Agung Sentausa: Netflix itu perusahaan film, secara umum mereka pengusaha film. Target mereka itu global. Indonesia pasti bisa, tapi hanya melihat untuk pasar Indonesia, akan cuman dikonsumsi sama orang Indonesia aja. Netflix ketika mau mendapat pasar dunia akan mengeluarkan modal yang besar, kalau OTT lokal mau juga mendapat pasar dunia modalnya harus besar juga.
Terus tadi sempat dibilang “Sekarang banyak investor yang pindah ke short movie,” investor-investor yang gimana sih? Soalnya banyak investor yang menomor akhirkan acara-acara yang ‘crowded’ seperti film gitu.
Agung Sentausa: Untuk film pendek/alternatif, kita masih bingung menyikapi kata komunitas. Komunitas itu sebagai hobi, seringnya sangat personal, dan akhirnya tidak merasa perlu untuk berkompetisi. Ketika memutuskan untuk membuat film yang profesional maka mereka akan me-scale up kompetensi dan hasil karyanya. Untuk investor, pertanyaannya apa yang baru dari film pendek itu, sehingga investor bisa mencari profit. Inovasinya ada dimana, sebagai penonton kenapa harus ditonton, marketingnya mau gimana. Tugas terbesarnya : men-scale up kompetisi, bukan berarti budget harus mahal, tapi yang pasti harus menjual ide yang baru, brillian, dan engaging buat penonton. Hobi film gabisa cuman sekedar cuman pengen bikin film, tuntutannya jauh lebih dari itu.

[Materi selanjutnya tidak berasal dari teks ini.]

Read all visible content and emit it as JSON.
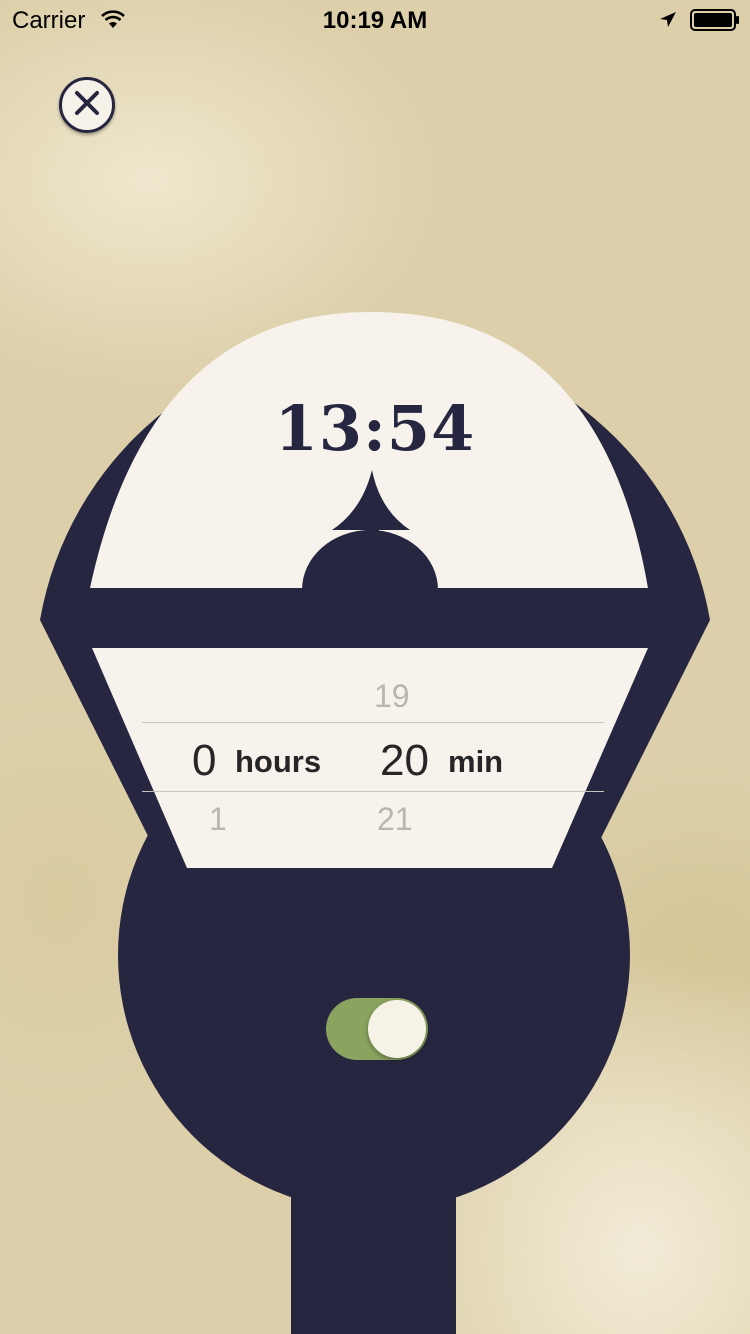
{
  "status_bar": {
    "carrier": "Carrier",
    "time": "10:19 AM",
    "icons": [
      "wifi-icon",
      "location-arrow-icon",
      "battery-icon"
    ]
  },
  "close_button": {
    "icon": "close-icon"
  },
  "meter": {
    "time_remaining": "13:54",
    "colors": {
      "body": "#262640",
      "face": "#f7f3ec",
      "toggle_on": "#8aa35f"
    }
  },
  "picker": {
    "hours_above": "",
    "hours_selected": "0",
    "hours_label": "hours",
    "hours_below": "1",
    "minutes_above": "19",
    "minutes_selected": "20",
    "minutes_label": "min",
    "minutes_below": "21"
  },
  "toggle": {
    "state": "on"
  }
}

Kira-kira bagaimana proyeksi kedepannya untuk film-film alternatif karya filmmaker Indonesia? Apakah film-film alternatif ini akan menjadi konsumsi penikmat film kedepannya? Kalau dari sudut pandang investor film saat ini bagaimana?

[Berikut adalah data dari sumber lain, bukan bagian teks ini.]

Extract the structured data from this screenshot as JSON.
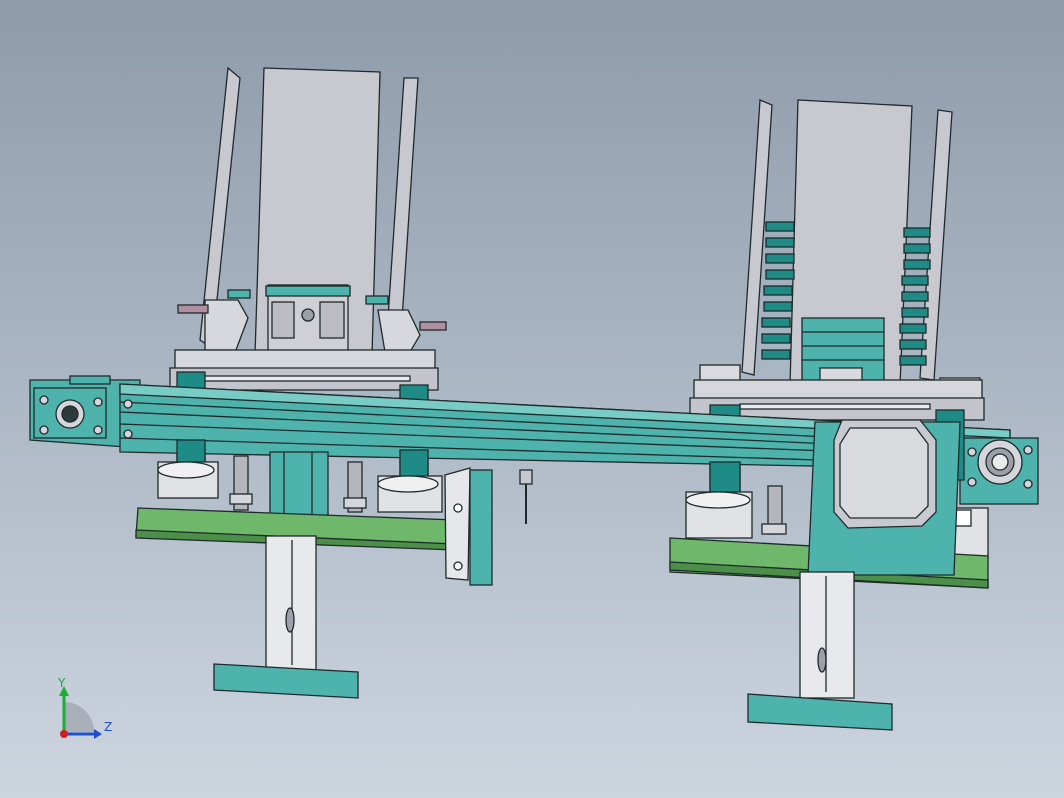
{
  "viewport": {
    "background_top": "#8e9bab",
    "background_bottom": "#cdd5df"
  },
  "colors": {
    "teal_part": "#4fb3ad",
    "teal_dark": "#1f8b86",
    "green_plate": "#6fb76b",
    "gray_part": "#c8c9d0",
    "edge": "#1e2a2a"
  },
  "triad": {
    "y_label": "Y",
    "z_label": "Z",
    "y_color": "#1faa3a",
    "z_color": "#1e4fd0",
    "x_color": "#d01e1e"
  }
}
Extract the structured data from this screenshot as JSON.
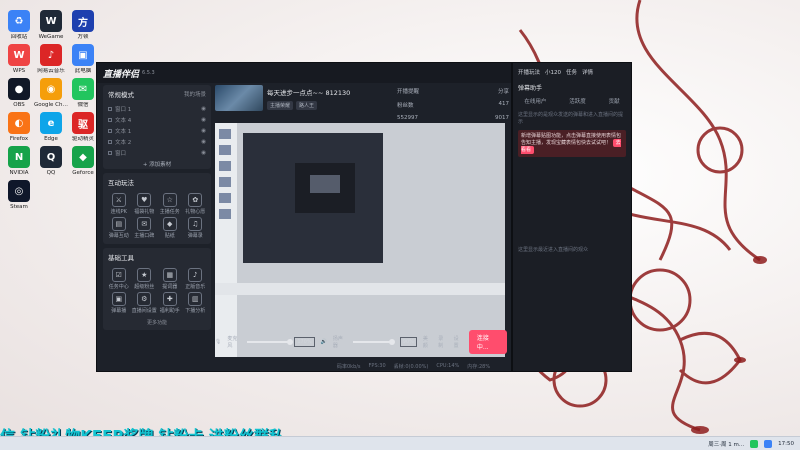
{
  "desktop": {
    "icons": [
      {
        "label": "回收站",
        "glyph": "♻",
        "color": "#3b82f6"
      },
      {
        "label": "WeGame",
        "glyph": "W",
        "color": "#1f2937"
      },
      {
        "label": "方顿",
        "glyph": "方",
        "color": "#1e40af"
      },
      {
        "label": "WPS",
        "glyph": "W",
        "color": "#ef4444"
      },
      {
        "label": "网易云音乐",
        "glyph": "♪",
        "color": "#dc2626"
      },
      {
        "label": "此电脑",
        "glyph": "▣",
        "color": "#3b82f6"
      },
      {
        "label": "OBS",
        "glyph": "●",
        "color": "#111827"
      },
      {
        "label": "Google Chrome",
        "glyph": "◉",
        "color": "#f59e0b"
      },
      {
        "label": "微信",
        "glyph": "✉",
        "color": "#22c55e"
      },
      {
        "label": "Firefox",
        "glyph": "◐",
        "color": "#f97316"
      },
      {
        "label": "Edge",
        "glyph": "e",
        "color": "#0ea5e9"
      },
      {
        "label": "驱动精灵",
        "glyph": "驱",
        "color": "#dc2626"
      },
      {
        "label": "NVIDIA",
        "glyph": "N",
        "color": "#16a34a"
      },
      {
        "label": "QQ",
        "glyph": "Q",
        "color": "#1f2937"
      },
      {
        "label": "Geforce",
        "glyph": "◆",
        "color": "#16a34a"
      },
      {
        "label": "Steam",
        "glyph": "◎",
        "color": "#0f172a"
      }
    ]
  },
  "app": {
    "title": "直播伴侣",
    "version": "6.5.3",
    "mode_label": "常规模式",
    "scenes_header": "我的场景",
    "scenes": [
      "窗口 1",
      "文本 4",
      "文本 1",
      "文本 2",
      "窗口"
    ],
    "add_scene": "+ 添加素材",
    "interact_header": "互动玩法",
    "interact_tools": [
      "连线PK",
      "福袋礼物",
      "主播任务",
      "礼物心愿",
      "弹幕互动",
      "主播口碑",
      "贴纸",
      "弹幕录"
    ],
    "basic_header": "基础工具",
    "basic_tools": [
      "任务中心",
      "超级粉丝",
      "提词器",
      "正版音乐",
      "弹幕播",
      "直播间设置",
      "福利助手",
      "下播分析"
    ],
    "more": "更多功能",
    "live_title": "每天进步一点点~~ 812130",
    "live_tag1": "主播荣耀",
    "live_tag2": "路人王",
    "stat_open": "开播提醒",
    "stat_share": "分享",
    "stat_fans": "粉丝数",
    "stat_likes": "本场点赞",
    "stat_val1": "417",
    "stat_val2": "552997",
    "stat_val3": "9017",
    "mic_label": "麦克风",
    "mic_pct": "170%",
    "speaker_label": "扬声器",
    "speaker_pct": "90%",
    "tool_beauty": "美颜",
    "tool_rec": "录制",
    "tool_set": "设置",
    "go_live": "连接中...",
    "status": [
      "码率0kb/s",
      "FPS:30",
      "丢帧:0(0.00%)",
      "CPU:14%",
      "内存:28%"
    ]
  },
  "danmaku": {
    "tabs": [
      "开播玩法",
      "小120",
      "任务",
      "详情"
    ],
    "helper": "弹幕助手",
    "sub_tabs": [
      "在线用户",
      "活跃度",
      "贡献"
    ],
    "tip": "这里显示的是观众发送的弹幕和进入直播间的提示",
    "notice": "新增弹幕贴图功能，点击弹幕直接使用表情包告知主播，发现宝藏表情包快去试试吧！",
    "notice_btn": "去看看",
    "footer": "这里显示最近进入直播间的观众"
  },
  "banner": "信 钻粉礼物KEEP奖牌 钻粉卡 进粉丝群私",
  "taskbar": {
    "time": "17:50",
    "date_hint": "周三·周 1 m..."
  }
}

Ekky Imanjaya: Saya sekarang semakin gak percaya bedanya film komersial dan film festival. Setiap film pasti ada penontonnya, festival film juga mengakomodir berbagai jenis-jenis film. Ketika kita mau buat film yang kira-kira gak akan laku secara komersil, tapi ada jalur sendiri bisa didiskusikan saat pitching mulai dari cerita sampai distribusinya. Film alternatif itu harus dicari mau kemana distribusinya. Harus cari festival-festival yang mengakomodir film-film alternatif lagi. Harus pintar-pintar cari investasi dan jalurnya kemana. Jadi harus tau festival2 mana yang memberikan pendanaan tertentu sudah dijadikan buku oleh dewan kesenian jakarta namanya “ Direktori Festival Film,” disitu dikasih tahu festival mana pitching forumnya ada tentang apa aja. Semua film punya jalannya sendiri, funding, penonton dan festivalnya sendiri. Festival film online harusnya dijadikan kesempatan buat cari informasi-informasi pitching forum. Bisa coba download “Menjegal Film indonesia” di findingjakasembung.co.uk sama “Direktori Festival Film.”